The general election could also help the pound which would slow cost increases for materials, the consultant reported
The threat of economic volatility and a potential two-year demand slowdown over Brexit could be averted if a newly-elected government with a clearer mandate can promise UK construction more certainty, Arcadis has said.
In its latest market update the consultant added that the snap general election could also see sterling rebound, slowing materials cost increases.
Arcadis reported that it still expected the infrastructure market to remain inflationary, but anticipates a slimmer chance of a slowdown affecting the buildings markets this year, although the risk of a slowdown in 2018 has heightened.
Yet, if construction demand starts to slip a fall in tender prices is possible even if input costs such as labour rise.
Arcadis is currently forecasting tender price inflation of between -1% up to 3% for the UK’s building sector for 2017 and -3% up to 1% for 2018.

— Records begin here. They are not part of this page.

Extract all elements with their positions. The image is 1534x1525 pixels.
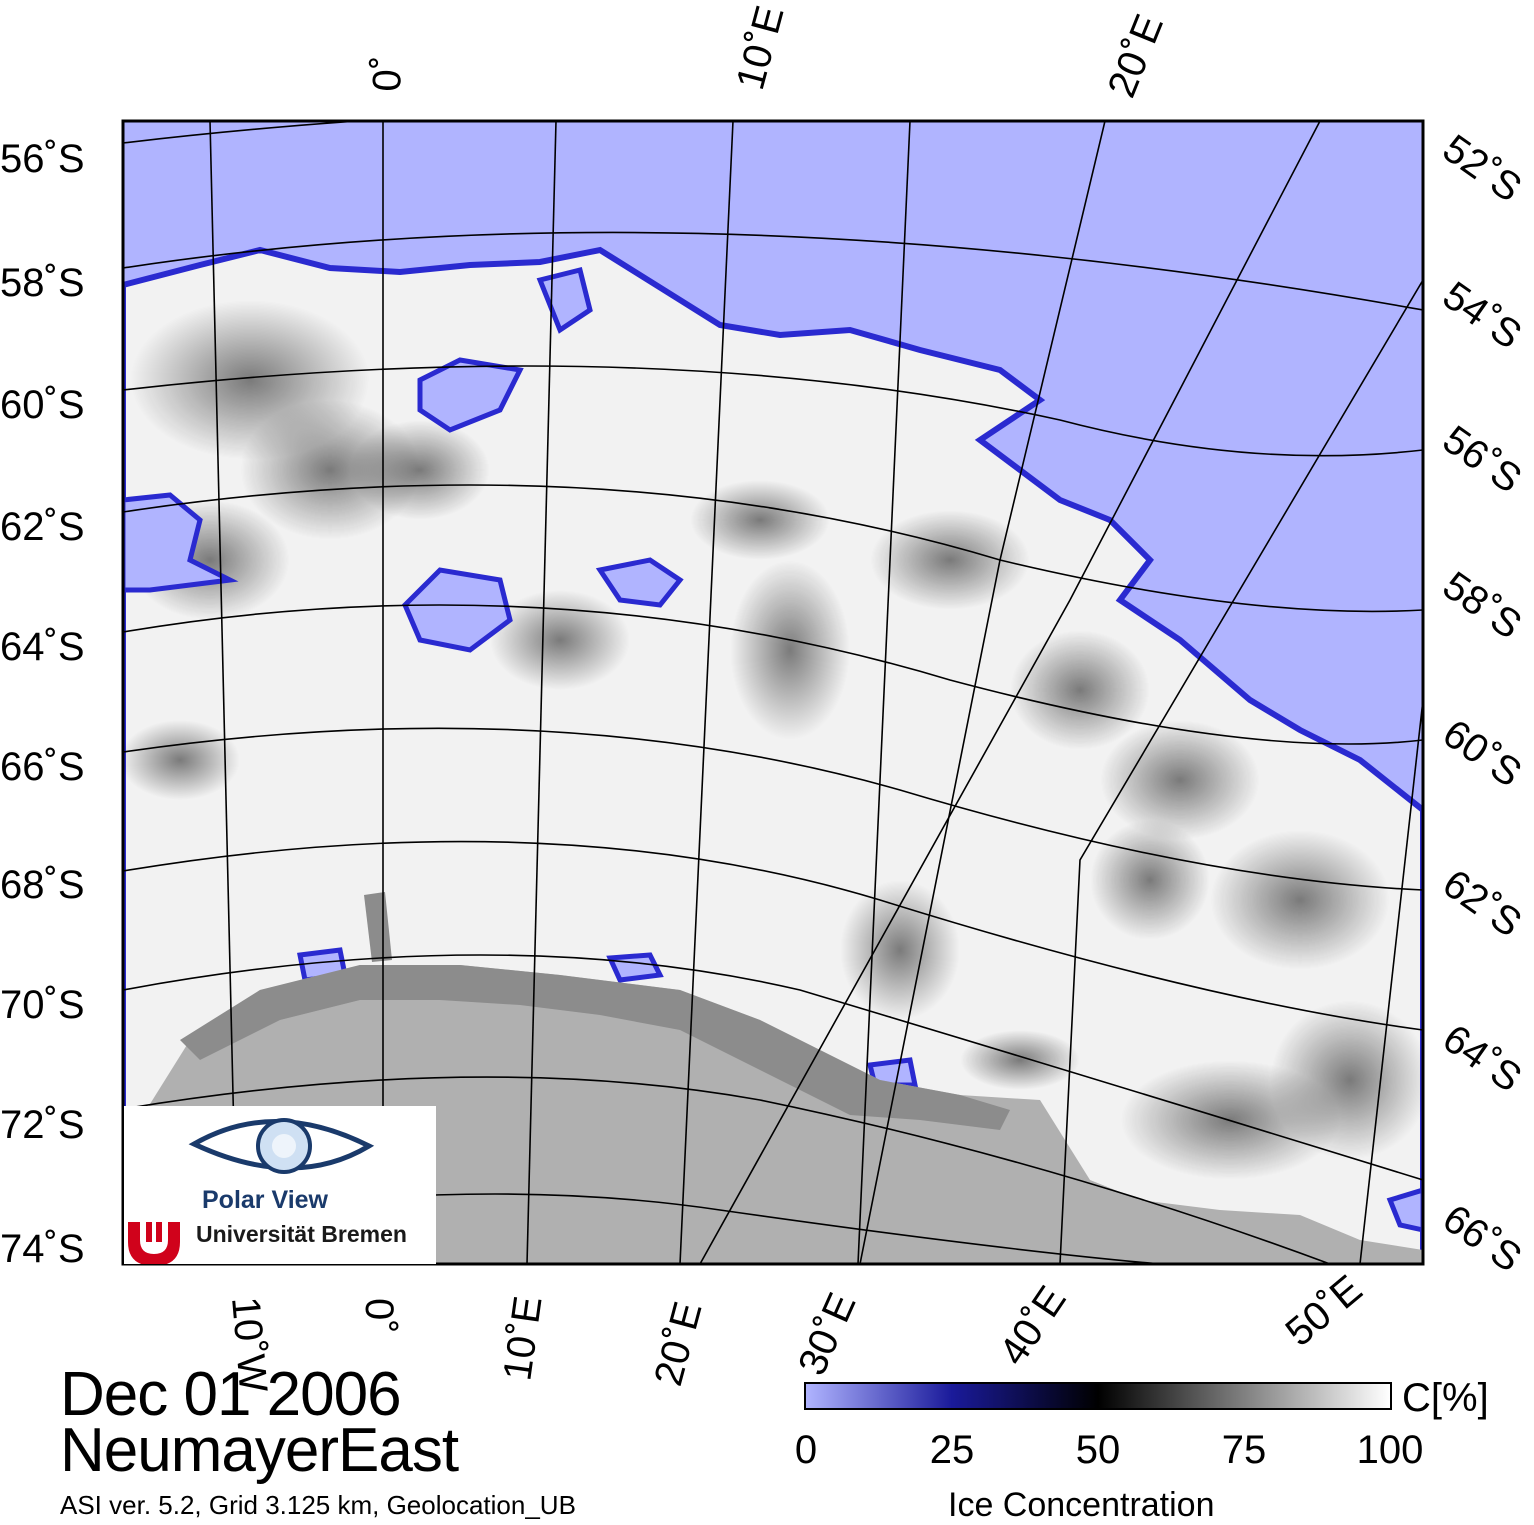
- lon-label: 0˚: [357, 1298, 401, 1334]
- continent: [123, 965, 1423, 1264]
- colorbar-tick: 50: [1075, 1428, 1121, 1472]
- lon-label: 20˚E: [1100, 9, 1172, 104]
- lon-label: 40˚E: [991, 1278, 1075, 1373]
- ice-shelf-peninsula: [364, 892, 392, 962]
- lat-label: 58˚S: [1435, 563, 1529, 648]
- logo-title: Polar View: [202, 1186, 328, 1214]
- colorbar-tick: 100: [1356, 1428, 1424, 1472]
- logo-subtitle: Universität Bremen: [196, 1221, 407, 1247]
- lat-label: 74˚S: [0, 1227, 85, 1271]
- lon-label: 50˚E: [1278, 1267, 1371, 1355]
- lat-labels-right: 52˚S 54˚S 56˚S 58˚S 60˚S 62˚S 64˚S 66˚S: [1435, 126, 1529, 1281]
- lon-label: 30˚E: [790, 1287, 865, 1382]
- date-text: Dec 01 2006: [60, 1360, 402, 1429]
- lat-label: 58˚S: [0, 261, 85, 305]
- lat-label: 62˚S: [1435, 861, 1529, 946]
- region-text: NeumayerEast: [60, 1416, 459, 1485]
- colorbar-label: Ice Concentration: [948, 1486, 1215, 1524]
- lon-label: 0˚: [365, 55, 410, 92]
- lat-label: 64˚S: [1435, 1016, 1529, 1101]
- lon-label: 10˚E: [495, 1293, 550, 1383]
- polynyas: [123, 266, 1423, 1233]
- colorbar: [804, 1382, 1392, 1410]
- eye-icon: [128, 1118, 375, 1264]
- polar-view-logo: Polar View Universität Bremen: [124, 1106, 436, 1264]
- lon-label: 20˚E: [646, 1297, 710, 1390]
- colorbar-tick: 25: [929, 1428, 975, 1472]
- lat-label: 54˚S: [1435, 273, 1529, 358]
- lat-label: 68˚S: [0, 863, 85, 907]
- lat-label: 60˚S: [0, 383, 85, 427]
- lat-label: 64˚S: [0, 625, 85, 669]
- lat-label: 52˚S: [1435, 126, 1529, 211]
- bremen-logo-icon: [128, 1222, 180, 1264]
- colorbar-tick: 75: [1221, 1428, 1267, 1472]
- lat-label: 56˚S: [0, 137, 85, 181]
- lon-label: 10˚W: [223, 1295, 275, 1394]
- lat-label: 66˚S: [0, 745, 85, 789]
- colorbar-tick: 0: [794, 1428, 818, 1472]
- lat-label: 62˚S: [0, 505, 85, 549]
- lat-label: 72˚S: [0, 1103, 85, 1147]
- map-frame: [121, 119, 1425, 1266]
- ice-shelf: [180, 965, 1010, 1130]
- lat-label: 70˚S: [0, 983, 85, 1027]
- lat-label: 60˚S: [1435, 711, 1529, 796]
- lat-label: 56˚S: [1435, 417, 1529, 502]
- lat-labels-left: 56˚S 58˚S 60˚S 62˚S 64˚S 66˚S 68˚S 70˚S …: [0, 137, 85, 1271]
- colorbar-unit: C[%]: [1402, 1376, 1489, 1420]
- graticule: [123, 121, 1423, 1264]
- lon-label: 10˚E: [728, 1, 792, 94]
- lat-label: 66˚S: [1435, 1196, 1529, 1281]
- lon-labels-top: 0˚ 10˚E 20˚E: [365, 1, 1172, 103]
- info-text: ASI ver. 5.2, Grid 3.125 km, Geolocation…: [60, 1490, 576, 1520]
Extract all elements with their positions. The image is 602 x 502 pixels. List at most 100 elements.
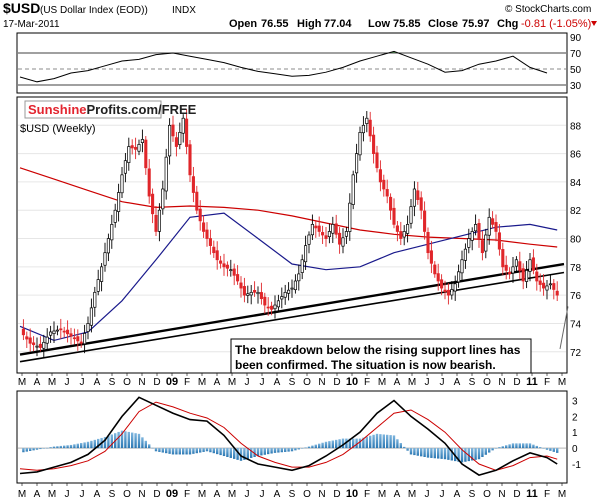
candle-body (480, 240, 484, 254)
candle-body (389, 196, 393, 211)
candle-body (314, 225, 318, 229)
macd-histogram-bar (49, 447, 52, 449)
macd-histogram-bar (270, 448, 273, 454)
candle-body (110, 224, 114, 241)
x-tick-label: A (274, 377, 281, 388)
macd-histogram-bar (484, 448, 487, 455)
macd-histogram-bar (188, 448, 192, 455)
support-line (19, 262, 565, 356)
macd-histogram-bar (457, 448, 460, 462)
macd-histogram-bar (168, 448, 171, 454)
macd-histogram-bar (358, 438, 362, 449)
candle-body (117, 192, 121, 212)
macd-histogram-bar (406, 448, 409, 451)
candle-body (137, 144, 141, 152)
macd-histogram-bar (260, 448, 263, 456)
x-tick-label: F (364, 377, 370, 388)
x-tick-label: A (274, 489, 281, 500)
x-tick-label: J (260, 489, 265, 500)
macd-histogram-bar (256, 448, 260, 457)
candle-body (433, 264, 437, 275)
macd-histogram-bar (355, 438, 358, 449)
candle-body (283, 291, 287, 298)
x-tick-label: M (558, 377, 566, 388)
macd-histogram-bar (426, 448, 430, 458)
candle-body (436, 273, 440, 282)
x-tick-label: F (544, 489, 550, 500)
x-tick-label: 11 (526, 488, 538, 500)
macd-histogram-bar (440, 448, 443, 459)
candle-body (198, 208, 202, 222)
macd-tick-label: -1 (572, 460, 581, 471)
price-tick-label: 86 (570, 150, 582, 161)
x-tick-label: S (289, 377, 296, 388)
macd-histogram-bar (229, 448, 232, 458)
candle-body (276, 300, 280, 308)
candle-body (392, 207, 396, 225)
candle-body (423, 210, 427, 232)
candle-body (222, 263, 226, 268)
candle-body (120, 174, 124, 194)
macd-histogram-bar (341, 438, 345, 449)
x-tick-label: 10 (346, 488, 358, 500)
x-tick-label: A (34, 377, 41, 388)
candle-body (66, 329, 70, 335)
macd-histogram-bar (63, 445, 66, 449)
macd-panel-frame (16, 390, 568, 484)
macd-histogram-bar (154, 448, 158, 452)
macd-histogram-bar (338, 439, 341, 449)
macd-histogram-bar (131, 432, 134, 449)
price-tick-label: 84 (570, 178, 582, 189)
candle-body (440, 279, 444, 289)
x-tick-label: M (558, 489, 566, 500)
macd-histogram-bar (477, 448, 481, 460)
candle-body (144, 139, 148, 169)
x-tick-label: M (198, 377, 206, 388)
macd-histogram-bar (501, 446, 504, 449)
macd-histogram-bar (416, 448, 419, 456)
candle-body (542, 282, 546, 289)
macd-histogram-bar (352, 438, 355, 449)
macd-histogram-bar (185, 448, 188, 455)
candle-body (215, 250, 219, 261)
candle-body (497, 232, 501, 250)
macd-histogram-bar (433, 448, 436, 459)
candle-body (494, 222, 498, 232)
macd-histogram-bar (464, 448, 467, 462)
candle-body (491, 218, 495, 225)
macd-histogram-bar (307, 446, 311, 449)
candle-body (178, 132, 182, 145)
instrument-name: (US Dollar Index (EOD)) (40, 5, 148, 16)
candle-body (467, 238, 471, 248)
macd-histogram-bar (535, 445, 538, 449)
candle-body (147, 168, 151, 197)
candle-body (552, 283, 556, 290)
x-tick-label: O (123, 377, 131, 388)
x-tick-label: J (260, 377, 265, 388)
candle-body (106, 238, 110, 254)
macd-histogram-bar (556, 448, 559, 453)
rsi-tick-label: 30 (570, 81, 582, 92)
x-tick-label: M (18, 489, 26, 500)
x-tick-label: J (425, 377, 430, 388)
x-tick-label: S (109, 489, 116, 500)
annotation-line-2: been confirmed. The situation is now bea… (235, 358, 496, 372)
candle-body (229, 269, 233, 272)
candle-body (450, 289, 454, 296)
x-tick-label: A (34, 489, 41, 500)
macd-histogram-bar (29, 448, 32, 451)
macd-histogram-bar (209, 448, 212, 453)
macd-histogram-bar (175, 448, 178, 455)
candle-body (511, 266, 515, 274)
candle-body (443, 289, 447, 292)
macd-histogram-bar (182, 448, 185, 455)
candle-body (348, 202, 352, 232)
x-tick-label: A (454, 377, 461, 388)
macd-histogram-bar (447, 448, 450, 460)
macd-histogram-bar (515, 443, 518, 449)
macd-histogram-bar (301, 448, 304, 449)
x-tick-label: N (138, 489, 145, 500)
macd-histogram-bar (141, 437, 144, 449)
macd-histogram-bar (124, 431, 127, 449)
candle-body (161, 188, 165, 210)
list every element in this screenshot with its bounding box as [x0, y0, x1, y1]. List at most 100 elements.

Construction activity peaked at £100bn last year on the back of demand from both the housing and infrastructure sectors.
There has been some loss of infrastructure pipeline this year, but current investment levels in the sector look likely to continue, Arcadis said.
But flagged potential capacity issues in the sector noting that both bidders for the new tunnel at Silvertown are European.
Arcadis added that the commercial sector was “tentative” with clients and potential occupiers maintaining a ‘wait and see’ approach, but had performed better than expected since the EU Referendum.
Construction demand in the residential sector meanwhile remained strong, the consultant said.
Will Waller, market intelligence lead at Arcadis, said: “As we enter the next phase of Brexit, UK construction must walk a perfectly balanced tightrope between short-term flexibility and longer-term commitment. Any threats to economic growth can endanger the progress of projects, and this makes the next six months vital.
“The outcome of the general election will provide the government with strength in adopting an overall negotiating stance, cement its future mandate and help to crystallise the shape of the UK’s exit from the European Union. While the global status of cities like London and Manchester has helped to perpetuate some level of investment demand, greater certainty post-election will accelerate decision making.
“This should help to get more projects off the ground and ensure far greater stability for construction markets right across the UK.”